Saturday, January 19, 2008

Neonatal thrombocytopenia - a puzzle

The nurse in the newborn nursery had noticed petechiae and bruising which had not been present when the baby was admitted a few hours earlier. She notified the pediatrician who transferred the baby to the NICU when he received the result of the platelet count -- 17,000, instead of the normal 150,000+ . If the count had been low, but not life-threatening, the pediatrician might have opted to repeat the test to rule out lab error or to look for a trend. 17,000 is in the range considered life-threatening, so a NICU admission during the workup isn't optional.

When the baby arrived in the NICU, she looked, aside from the petechiae and bruises, perfectly healthy. She was pink, breathing easily, and eagerly rooting. Muscle tone was excellent and she was unhappy at having to wait to be fed. All these signs are encouraging, because one of the most common causes of thrombocytopenia (abnormally low platelet count) in a term newborn, sepsis, would almost certainly result in abnormal behavior or appearance in at least one area if the baby were sick enough to have a platelet count that low.
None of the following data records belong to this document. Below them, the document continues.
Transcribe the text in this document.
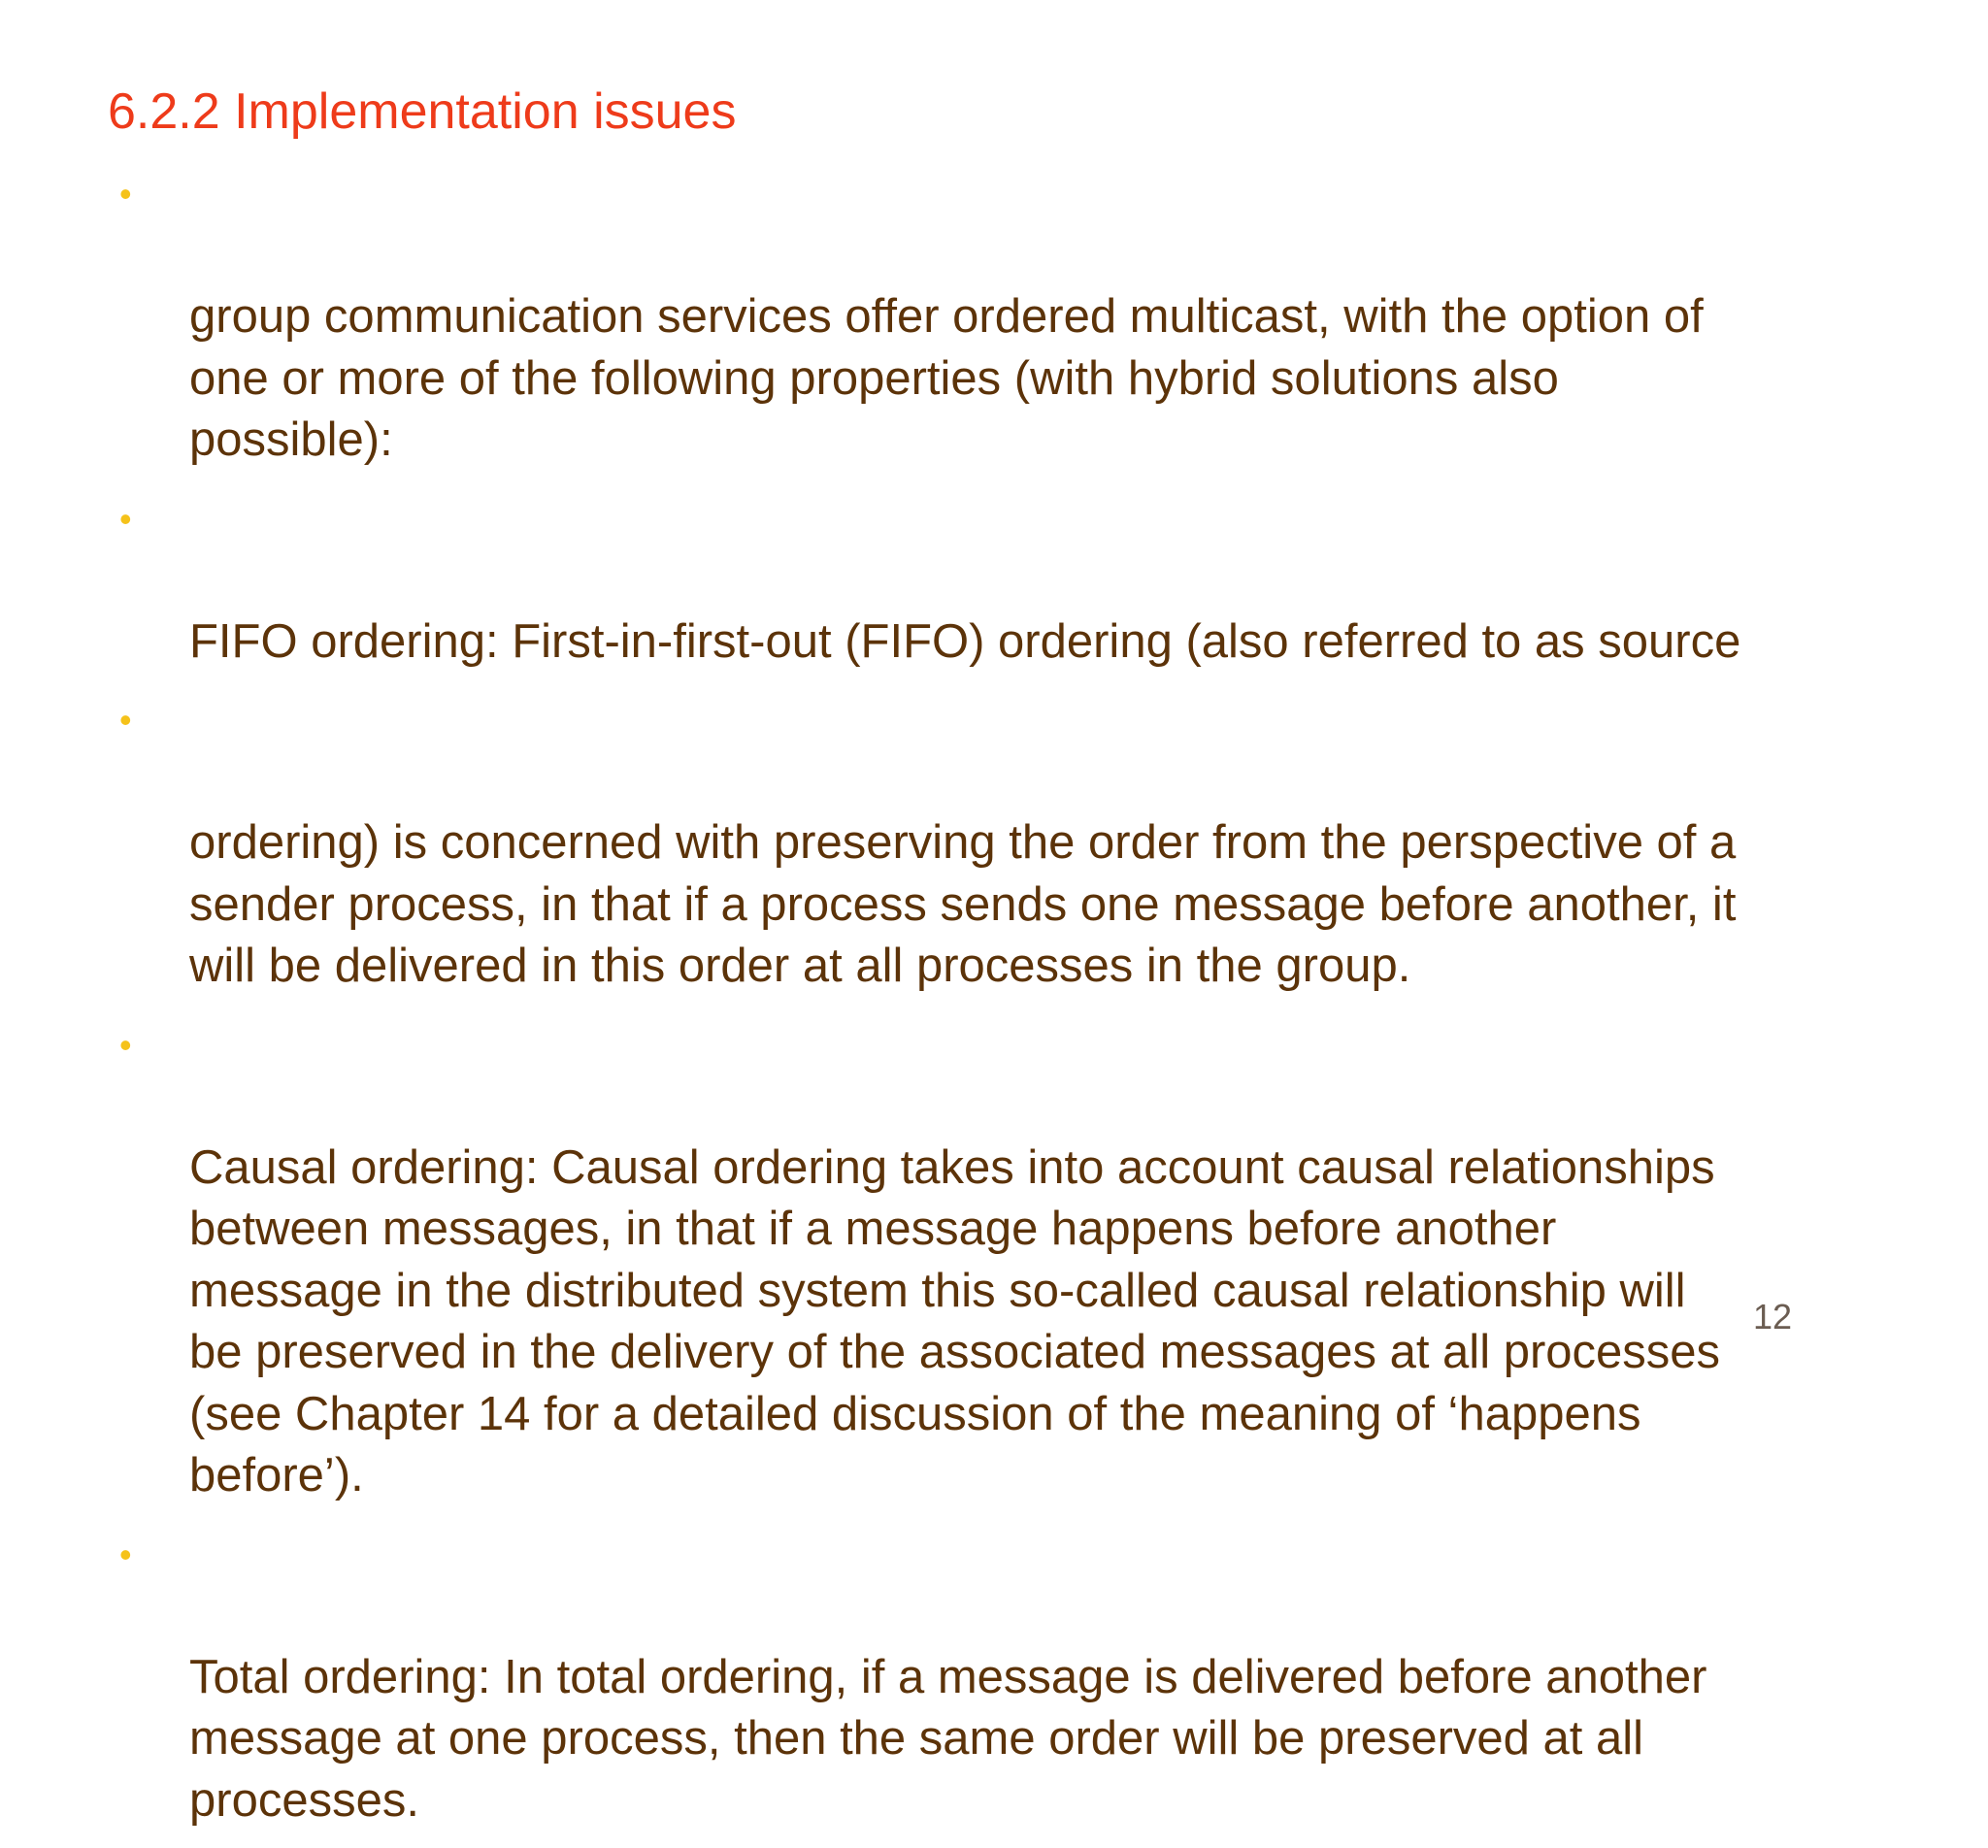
6.2.2 Implementation issues

•

group communication services offer ordered multicast, with the option of
one or more of the following properties (with hybrid solutions also
possible):

•

FIFO ordering: First-in-first-out (FIFO) ordering (also referred to as source

•

ordering) is concerned with preserving the order from the perspective of a
sender process, in that if a process sends one message before another, it
will be delivered in this order at all processes in the group.

•

Causal ordering: Causal ordering takes into account causal relationships
between messages, in that if a message happens before another
message in the distributed system this so-called causal relationship will
be preserved in the delivery of the associated messages at all processes
(see Chapter 14 for a detailed discussion of the meaning of ‘happens
before’).

•

Total ordering: In total ordering, if a message is delivered before another
message at one process, then the same order will be preserved at all
processes.

12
Most of the congenital syndromes which can cause severe thrombocytopenia are associated with fairly obvious characteristics and were quickly discounted. Other possible causes were considered and ruled out.

Because sepsis in a newborn can quickly be lethal, cultures were obtained and IV antibiotics started. The risk of discounting sepsis as a possibility is simply too great and far outweighs any risks of the antibiotics used.

Sepsis really wasn't near the top of the list of suspects, so blood was drawn and overnighted to a distant hospital for extensive testing to determine exactly which anti-platelet antibodies were causing the problem. The neonatologists believed that the low platelet count resulted from an incompatibility between the mother's blood and the baby's platelets. A platelet count below 20,000 in the absence of indications of sepsis is most commonly caused by Neonatal Alloimmune Syndrome.

The neonatologists suspected an alloimmune cause for the low platelet count. They considered it possible, but unlikely, that an autoimmune process was the cause, because the mother's counts were normal. IVIG - IntraVenous Immune Globulin - was given and a very brief increase (to 30,000) was achieved.

Platelet transfusions were given, to no effect. Our blood bank can "pedi-pack" (divide) platelet units in order to decrease the number of separate donors, but because the platelet count didn't rise after the first transfusion, the neonatologist requested a new unit of platelets from a different donor for each transfusion. He spoke at length with the blood bank technologists, a hematologist, and eventually the blood bank director about specific characteristics he wanted for the donors.

By the time the second platelet transfusion had had no appreciable effect, the neonatologist was convinced that we were dealing with an alloimmune incompatibility and, pending results from the distant hospital, contacted the Red Cross to have them locate donors who were most likely to match the baby while preparing to gather platelets from the mother.

One interesting observation was that the baby never had any excessive bleeding from heelsticks, IV sites, etc., and that several specimens sent for blood counts clotted before reaching the lab. A donor was located and within a very few days, the baby's platelet count rose to a safe level and she was discharged.

The lab results confirmed a diagnosis of Neonatal AlloImmune Thrombocytopenia - which occurs in 0.05-0.1% of live births - one per 1000-2000 infants. There are several antibodies associated with the condition, so finding the perfect donor is essential - and the mom may be the best choice.

According to the Institute for Transfusion Medicine (1996 numbers) mortality rate was 1-14% with first babies being most likely to be severely affected since the mom can be followed during subsequent pregnancies. 10-20% of affected babies may have intracranial bleeding with about half of bleeds occurring before birth.

Second and subsequent pregnancies can be carefully monitored. Delivery is usually elective cesarean section if the baby is affected and appropriate platelets are on hand in case the baby is symptomatic.